As a lawyer, Mr. Taylor collaborated closely with future Supreme Court Justice Thurgood Marshall at the NAACP’s Legal Defense Fund in 1950s and ’60s, working on cases that arose after Brown v. Board of Education ordered an end to segregation in public schools. Taylor also served on the United States Commission on Civil Rights, where his work helped lead to passage of the Civil Rights Act, Voting Rights Act and Fair Housing Act. Later in his career, he advocated for educational equality for all children, and in 2002, Taylor help draft the No Child Left Behind Act.
At the symposium, keynote speaker Carl Kaestle, an emeritus professor at Brown University and prominent historian of American education, explained how Mr. Taylor and one of his contemporaries—another civil rights advocate named Bill Penix—worked from opposite ends of the political system to accomplish the same thing: the end of segregation in American public schools.
While Mr. Penix worked at the local level in Hoxie, Ala., to win protection for pro-integration school board members being harassed by segregationists, Mr. Taylor worked at the federal level to draft legal briefs for high-profile desegregation cases such as the one in Little Rock, Ark. Mr. Taylor was successful, Dr. Kaestle said, in part because of his synthesis of knowledge across fields. “He recognized the importance of research in the pursuit of justice.”

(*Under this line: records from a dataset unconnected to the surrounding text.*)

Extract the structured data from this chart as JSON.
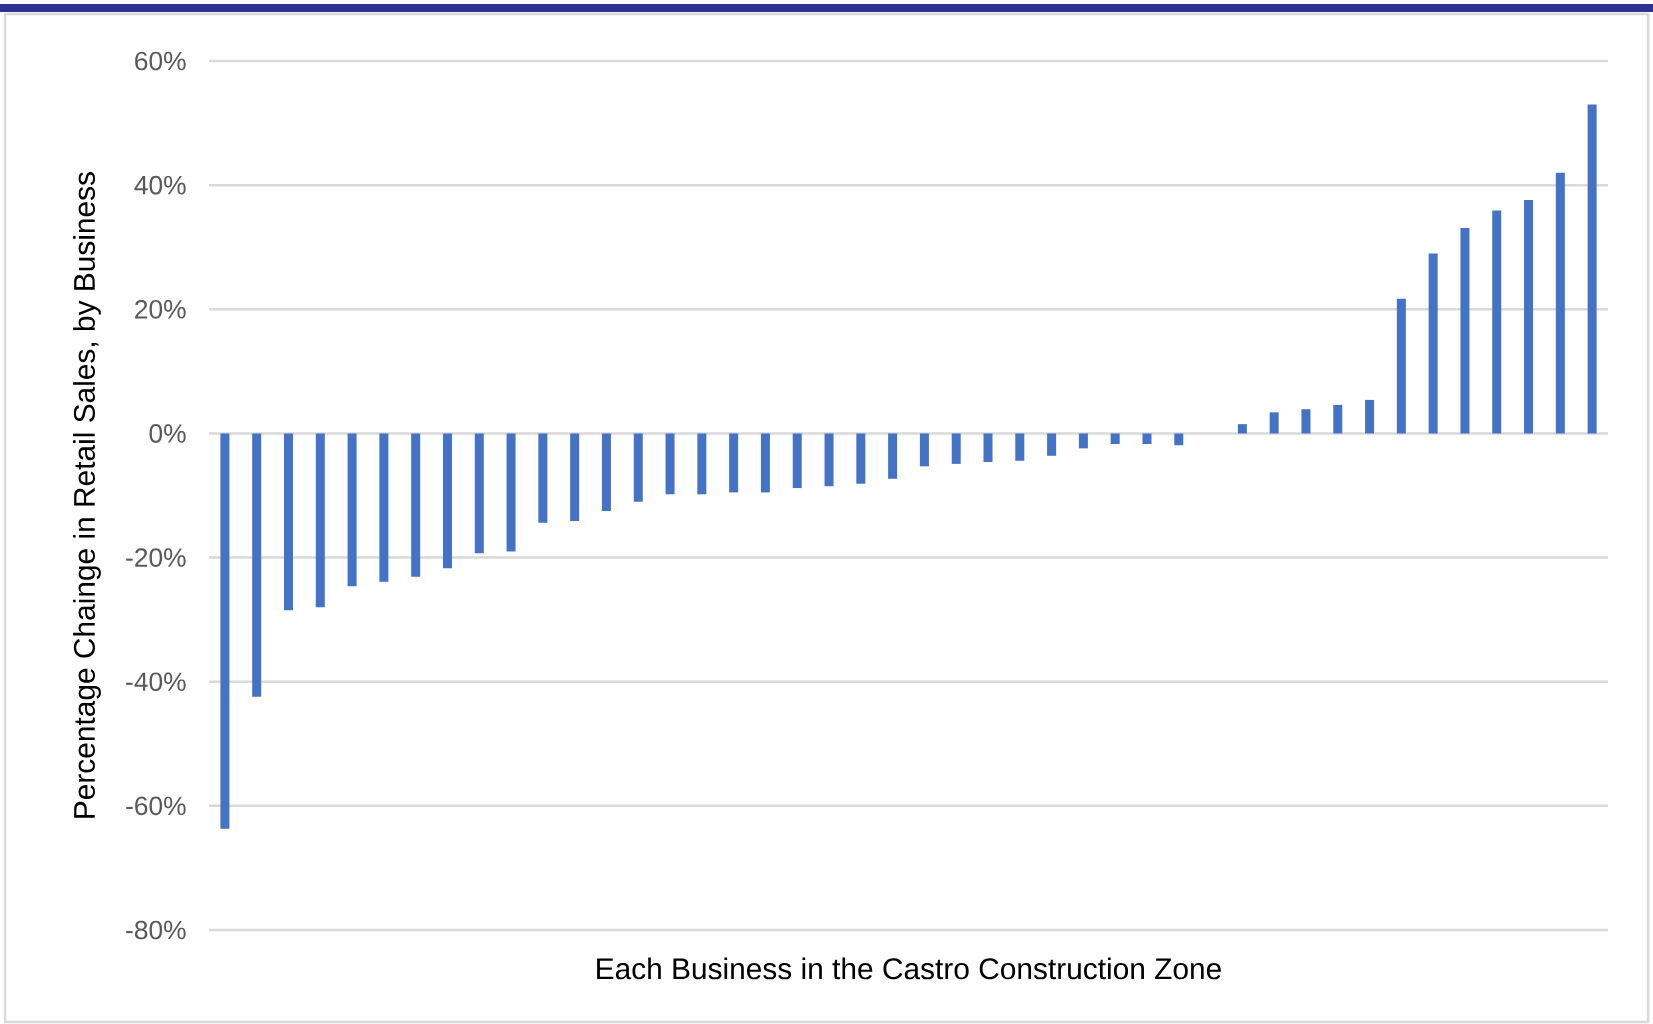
{
  "chart_data": {
    "type": "bar",
    "xlabel": "Each Business in the Castro Construction Zone",
    "ylabel": "Percentage Chainge in Retail Sales, by Business",
    "categories": [
      null,
      null,
      null,
      null,
      null,
      null,
      null,
      null,
      null,
      null,
      null,
      null,
      null,
      null,
      null,
      null,
      null,
      null,
      null,
      null,
      null,
      null,
      null,
      null,
      null,
      null,
      null,
      null,
      null,
      null,
      null,
      null,
      null,
      null,
      null,
      null,
      null,
      null,
      null,
      null,
      null,
      null,
      null,
      null
    ],
    "values": [
      -63.7,
      -42.4,
      -28.5,
      -28.0,
      -24.6,
      -23.9,
      -23.1,
      -21.7,
      -19.3,
      -19.0,
      -14.4,
      -14.1,
      -12.5,
      -11.0,
      -9.8,
      -9.8,
      -9.5,
      -9.5,
      -8.8,
      -8.5,
      -8.1,
      -7.3,
      -5.3,
      -4.9,
      -4.6,
      -4.4,
      -3.6,
      -2.4,
      -1.7,
      -1.7,
      -1.9,
      0,
      1.5,
      3.4,
      3.9,
      4.6,
      5.4,
      21.7,
      29.0,
      33.1,
      35.9,
      37.6,
      42.0,
      53.0
    ],
    "color": "#4472c4",
    "ylim": [
      -80,
      60
    ],
    "yticks": [
      {
        "value": -80,
        "label": "-80%"
      },
      {
        "value": -60,
        "label": "-60%"
      },
      {
        "value": -40,
        "label": "-40%"
      },
      {
        "value": -20,
        "label": "-20%"
      },
      {
        "value": 0,
        "label": "0%"
      },
      {
        "value": 20,
        "label": "20%"
      },
      {
        "value": 40,
        "label": "40%"
      },
      {
        "value": 60,
        "label": "60%"
      }
    ],
    "grid": "y"
  }
}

Mary Futrell, professor of education and former dean of GSEHD, and David K. Cohen, professor of education and education policy at the University of Michigan, also shared their thoughts on the continuing work needed to eradicate educational inequities in America.
Dr. Futrell recalled her childhood in Lynchburg, Va., attending segregated schools, and encouraged audience members to expand their vision of the civil rights movement to include behind-the-scenes leaders like Mr. Taylor. “When we think of civil rights, we think of Martin Luther King, of Rosa Parks. Who was behind the scenes, opening doors? People like Bill Taylor. He was determining where we should take our strategy,” Dr. Futrell said.
Dr. Cohen noted that Mr. Taylor’s most important work involved using the law to push the government in a progressive direction in which it wasn’t always willing to go. But despite his work, Dr. Cohen said, school districts in New Jersey still spend, on average, three times as much per student than school districts in Alabama. “There’s an enormous amount left to do with ending inequalities fixed into the system—among schools within districts, districts within states, states within the country,” he said.
Gelman Special Collections Director Meredith Evans Raiford and other Gelman staff members will work to digitize the Taylor Papers during the next year, although hard copies of the documents may be available to researchers sooner. Dr. Feuer said he has high hopes that the collection will become the basis for colloquia and student and faculty research projects, with connections to law, policy and legislation.
“In Bill’s career, he started as lawyer and was a lawyer to the end, but he developed strong alliances with people doing serious social science and education research. He understood the power of doing that kind of a bridge,” Dr. Feuer said. “Here at GW, physically and through digital media, we’ll have a scholarly resource oriented toward the continuation of the American saga of educational opportunity.”